Several songs into Brooks & Dunn’s set, Ronnie Dunn invited an unadvertised Urban to join them on guitar for “Believe,” but when Urban didn’t immediately walk out, it was easy to think that Dunn was just teasing, especially when he ad-libbed that he wasn’t sure if Urban was even around. But indeed, he was, and Urban’s modest grin and casual wave set off thousands of flash bulbs and shrieks when he finally did stroll on stage.

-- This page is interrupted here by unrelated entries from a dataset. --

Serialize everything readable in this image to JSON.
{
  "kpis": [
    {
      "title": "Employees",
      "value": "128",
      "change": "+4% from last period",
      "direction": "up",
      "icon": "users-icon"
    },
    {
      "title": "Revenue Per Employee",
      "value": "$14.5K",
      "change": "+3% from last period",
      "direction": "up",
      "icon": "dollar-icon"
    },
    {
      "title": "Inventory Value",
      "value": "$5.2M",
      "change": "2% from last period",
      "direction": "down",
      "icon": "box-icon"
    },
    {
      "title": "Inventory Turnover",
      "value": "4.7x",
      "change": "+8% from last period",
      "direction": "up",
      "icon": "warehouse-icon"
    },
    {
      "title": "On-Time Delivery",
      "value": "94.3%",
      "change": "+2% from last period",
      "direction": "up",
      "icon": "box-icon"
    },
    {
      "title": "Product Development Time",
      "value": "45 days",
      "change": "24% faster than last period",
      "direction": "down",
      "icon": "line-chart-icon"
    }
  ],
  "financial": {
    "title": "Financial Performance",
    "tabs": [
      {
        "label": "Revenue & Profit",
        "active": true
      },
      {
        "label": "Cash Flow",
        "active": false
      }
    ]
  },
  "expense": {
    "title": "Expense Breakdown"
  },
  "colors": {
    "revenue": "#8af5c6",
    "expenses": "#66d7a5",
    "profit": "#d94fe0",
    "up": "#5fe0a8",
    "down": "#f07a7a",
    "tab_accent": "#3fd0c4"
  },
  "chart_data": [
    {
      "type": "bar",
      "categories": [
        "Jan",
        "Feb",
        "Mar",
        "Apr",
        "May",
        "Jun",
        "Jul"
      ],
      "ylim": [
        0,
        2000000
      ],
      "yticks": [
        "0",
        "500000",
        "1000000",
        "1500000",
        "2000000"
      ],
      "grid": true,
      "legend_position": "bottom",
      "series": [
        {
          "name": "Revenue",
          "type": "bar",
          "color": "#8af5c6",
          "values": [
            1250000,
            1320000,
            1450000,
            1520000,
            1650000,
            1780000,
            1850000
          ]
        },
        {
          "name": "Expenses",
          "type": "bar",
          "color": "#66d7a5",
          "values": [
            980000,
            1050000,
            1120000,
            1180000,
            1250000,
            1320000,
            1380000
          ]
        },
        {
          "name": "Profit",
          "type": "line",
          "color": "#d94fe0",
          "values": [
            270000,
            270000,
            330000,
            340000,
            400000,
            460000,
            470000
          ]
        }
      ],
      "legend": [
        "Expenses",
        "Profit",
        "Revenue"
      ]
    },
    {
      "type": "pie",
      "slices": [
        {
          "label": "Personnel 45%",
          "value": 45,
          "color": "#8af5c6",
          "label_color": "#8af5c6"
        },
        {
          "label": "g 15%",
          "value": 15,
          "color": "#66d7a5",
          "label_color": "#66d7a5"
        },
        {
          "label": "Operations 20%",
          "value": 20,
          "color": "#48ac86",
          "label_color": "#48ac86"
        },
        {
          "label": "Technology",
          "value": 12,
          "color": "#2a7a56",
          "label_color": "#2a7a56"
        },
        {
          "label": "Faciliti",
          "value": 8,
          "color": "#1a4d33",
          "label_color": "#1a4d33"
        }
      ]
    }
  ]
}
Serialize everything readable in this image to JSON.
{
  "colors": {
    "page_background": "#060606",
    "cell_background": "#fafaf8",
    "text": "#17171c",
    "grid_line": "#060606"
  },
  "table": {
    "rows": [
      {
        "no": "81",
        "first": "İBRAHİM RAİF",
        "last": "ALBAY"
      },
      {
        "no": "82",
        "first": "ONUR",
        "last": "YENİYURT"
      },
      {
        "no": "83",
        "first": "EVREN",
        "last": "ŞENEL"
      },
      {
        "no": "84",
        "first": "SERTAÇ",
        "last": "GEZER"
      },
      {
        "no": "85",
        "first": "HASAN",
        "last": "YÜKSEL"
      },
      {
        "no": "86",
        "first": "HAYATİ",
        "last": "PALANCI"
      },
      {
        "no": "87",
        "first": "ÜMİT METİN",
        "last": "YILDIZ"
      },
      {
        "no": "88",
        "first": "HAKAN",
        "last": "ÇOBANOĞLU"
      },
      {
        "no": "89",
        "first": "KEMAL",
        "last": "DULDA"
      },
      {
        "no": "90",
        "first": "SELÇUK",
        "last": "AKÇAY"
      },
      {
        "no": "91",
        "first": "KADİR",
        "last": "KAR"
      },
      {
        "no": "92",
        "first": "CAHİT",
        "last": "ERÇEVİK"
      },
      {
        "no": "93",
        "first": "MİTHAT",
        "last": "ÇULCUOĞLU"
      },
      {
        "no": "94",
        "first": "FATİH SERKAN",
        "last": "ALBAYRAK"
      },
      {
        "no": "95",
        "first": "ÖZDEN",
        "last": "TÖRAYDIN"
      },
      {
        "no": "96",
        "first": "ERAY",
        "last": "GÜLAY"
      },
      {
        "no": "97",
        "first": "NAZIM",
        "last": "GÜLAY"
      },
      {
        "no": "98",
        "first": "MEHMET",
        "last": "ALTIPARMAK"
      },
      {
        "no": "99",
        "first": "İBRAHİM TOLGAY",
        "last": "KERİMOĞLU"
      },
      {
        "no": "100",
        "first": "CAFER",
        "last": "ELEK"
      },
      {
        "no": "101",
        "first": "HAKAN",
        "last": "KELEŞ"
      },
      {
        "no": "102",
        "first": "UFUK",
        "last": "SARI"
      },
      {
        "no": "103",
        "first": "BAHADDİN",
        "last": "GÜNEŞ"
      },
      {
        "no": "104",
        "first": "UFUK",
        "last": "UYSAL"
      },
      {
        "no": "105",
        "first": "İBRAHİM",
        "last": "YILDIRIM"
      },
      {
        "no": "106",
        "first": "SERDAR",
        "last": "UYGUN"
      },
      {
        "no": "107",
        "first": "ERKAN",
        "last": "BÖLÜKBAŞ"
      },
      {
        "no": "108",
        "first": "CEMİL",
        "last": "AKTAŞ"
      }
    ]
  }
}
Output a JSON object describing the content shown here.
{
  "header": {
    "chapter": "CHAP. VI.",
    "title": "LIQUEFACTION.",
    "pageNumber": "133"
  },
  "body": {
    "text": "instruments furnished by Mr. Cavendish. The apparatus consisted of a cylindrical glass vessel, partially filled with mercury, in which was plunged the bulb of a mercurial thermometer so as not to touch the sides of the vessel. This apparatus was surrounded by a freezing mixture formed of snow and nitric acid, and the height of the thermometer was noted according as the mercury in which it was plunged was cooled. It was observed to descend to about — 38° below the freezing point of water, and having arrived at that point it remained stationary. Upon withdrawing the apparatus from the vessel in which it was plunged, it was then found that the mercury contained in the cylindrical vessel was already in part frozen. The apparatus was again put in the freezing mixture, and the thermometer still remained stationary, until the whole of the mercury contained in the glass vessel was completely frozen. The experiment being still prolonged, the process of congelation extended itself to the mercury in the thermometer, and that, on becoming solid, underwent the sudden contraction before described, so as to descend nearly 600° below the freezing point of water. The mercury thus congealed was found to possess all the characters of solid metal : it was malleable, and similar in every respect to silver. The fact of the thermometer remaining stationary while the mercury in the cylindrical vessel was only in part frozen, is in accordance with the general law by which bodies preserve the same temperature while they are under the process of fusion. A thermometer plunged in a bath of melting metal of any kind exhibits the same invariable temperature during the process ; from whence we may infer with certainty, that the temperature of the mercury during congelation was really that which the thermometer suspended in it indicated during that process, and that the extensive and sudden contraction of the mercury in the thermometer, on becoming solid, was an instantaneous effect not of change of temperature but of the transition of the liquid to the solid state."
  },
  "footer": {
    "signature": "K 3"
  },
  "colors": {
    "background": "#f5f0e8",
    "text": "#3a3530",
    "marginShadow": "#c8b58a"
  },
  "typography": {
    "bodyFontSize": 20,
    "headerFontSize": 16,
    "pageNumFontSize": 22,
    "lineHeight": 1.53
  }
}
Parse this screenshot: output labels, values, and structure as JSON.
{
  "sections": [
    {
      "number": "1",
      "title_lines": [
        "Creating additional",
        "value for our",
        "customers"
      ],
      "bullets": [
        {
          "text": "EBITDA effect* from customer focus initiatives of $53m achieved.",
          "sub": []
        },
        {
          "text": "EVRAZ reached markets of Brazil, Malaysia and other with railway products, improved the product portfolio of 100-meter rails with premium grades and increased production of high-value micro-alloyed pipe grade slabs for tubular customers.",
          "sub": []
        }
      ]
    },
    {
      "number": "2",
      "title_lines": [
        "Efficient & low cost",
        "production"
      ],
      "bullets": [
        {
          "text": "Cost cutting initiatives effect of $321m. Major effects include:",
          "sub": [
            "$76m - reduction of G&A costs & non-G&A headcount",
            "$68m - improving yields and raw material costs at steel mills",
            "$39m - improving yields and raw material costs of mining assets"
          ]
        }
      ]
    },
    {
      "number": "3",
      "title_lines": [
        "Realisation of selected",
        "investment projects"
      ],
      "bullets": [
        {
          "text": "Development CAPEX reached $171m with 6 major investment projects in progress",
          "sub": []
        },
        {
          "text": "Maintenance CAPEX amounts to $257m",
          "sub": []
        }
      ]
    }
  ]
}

Even Dunn seemed astounded at the response, flubbing a few lines in the song but still nailing it vocally. It probably would have made more sense for Brooks & Dunn to headline the show, especially since their 16-year-career is still going gangbusters and they sound as strong as ever. Even without all the bells and whistles associated with their tour — everybody just walks out on stage and sings at the CMA Music Festival — the duo provided the most bang for the buck in a night filled with big names.
Still, it’s hard to complain when Hank Williams Jr. and Lynyrd Skynyrd are in the house.
Williams brought the crowd to its feet with his theme from Monday Night Football, then rolled into “That’s How They Do It in Dixie” (his new single) and “Born to Boogie.” Then he took an unusual solo turn, grabbing his acoustic guitar to bang out “Blues Man,” “A Country Boy Can Survive,” the silly and clever “The World Don’t Revolve Around Kenny Chesney” and, of course, “Family Tradition.” And, by the way, he’d still like you to know that if you don’t like Kid Rock or Patsy Cline or Fats Domino or Hank Williams, then you can kiss his family’s ass.
Meanwhile, Skynyrd capped off a “Free Bird”-free evening with other classics like “Gimme Three Steps” and “Sweet Home Alabama,” with fireworks exploding above the stadium just before midnight.
By then, the music had been steadily flowing for four hours. Because everybody has a short set, you pretty much get the hits before moving on to the next act. Little Big Town and Pat Green stayed long enough for a hit or two, but Blake Shelton found enough time to cover the Bellamy Brothers’ “Redneck Girl” as well as his own string of hits — from “Nobody but Me,” “Goodbye Time” and “Some Beach” to “Austin” and “Ol’ Red.” You can tell he’s been playing the big venues with Toby Keith and Rascal Flatts because he looks totally at ease in a football stadium, which isn’t always easy, even for veteran headliners.
In the second hour, Sara Evans pranced around the stage with that beaming smile of hers, singing “Born to Fly,” “Suds in the Bucket,” her new single “Coalmine” (though it was hard to hear the lyrics) and “I Could Not Ask for More.” You can tell she loves the spotlight by the way she easily interacts with the audience, though she did momentarily turn everyone’s attention to a couple from Buffalo, N.Y., when the young man proposed marriage. Unfortunately, he was giggling all the way through it, prompting Evans to scold him, “Don’t laugh!” Anyway, the young woman said yes, and Evans returned to center stage to sign off with “Real Fine Place.”
Two of country’s most reliable hit-makers filled the gap between Evans and Brooks & Dunn. Dierks Bentley dropped by unannounced — instantly delighting several screaming young adults behind me — for a five-song set, including a new song, “Every Mile a Memory.” Gary Allan followed that with a string of familiar favorites, such as “Best I Ever Had” and “Life Ain’t Always Beautiful.” That last title is certainly true, but enjoying four hours of high-caliber country music under clear Nashville skies is always a very attractive option.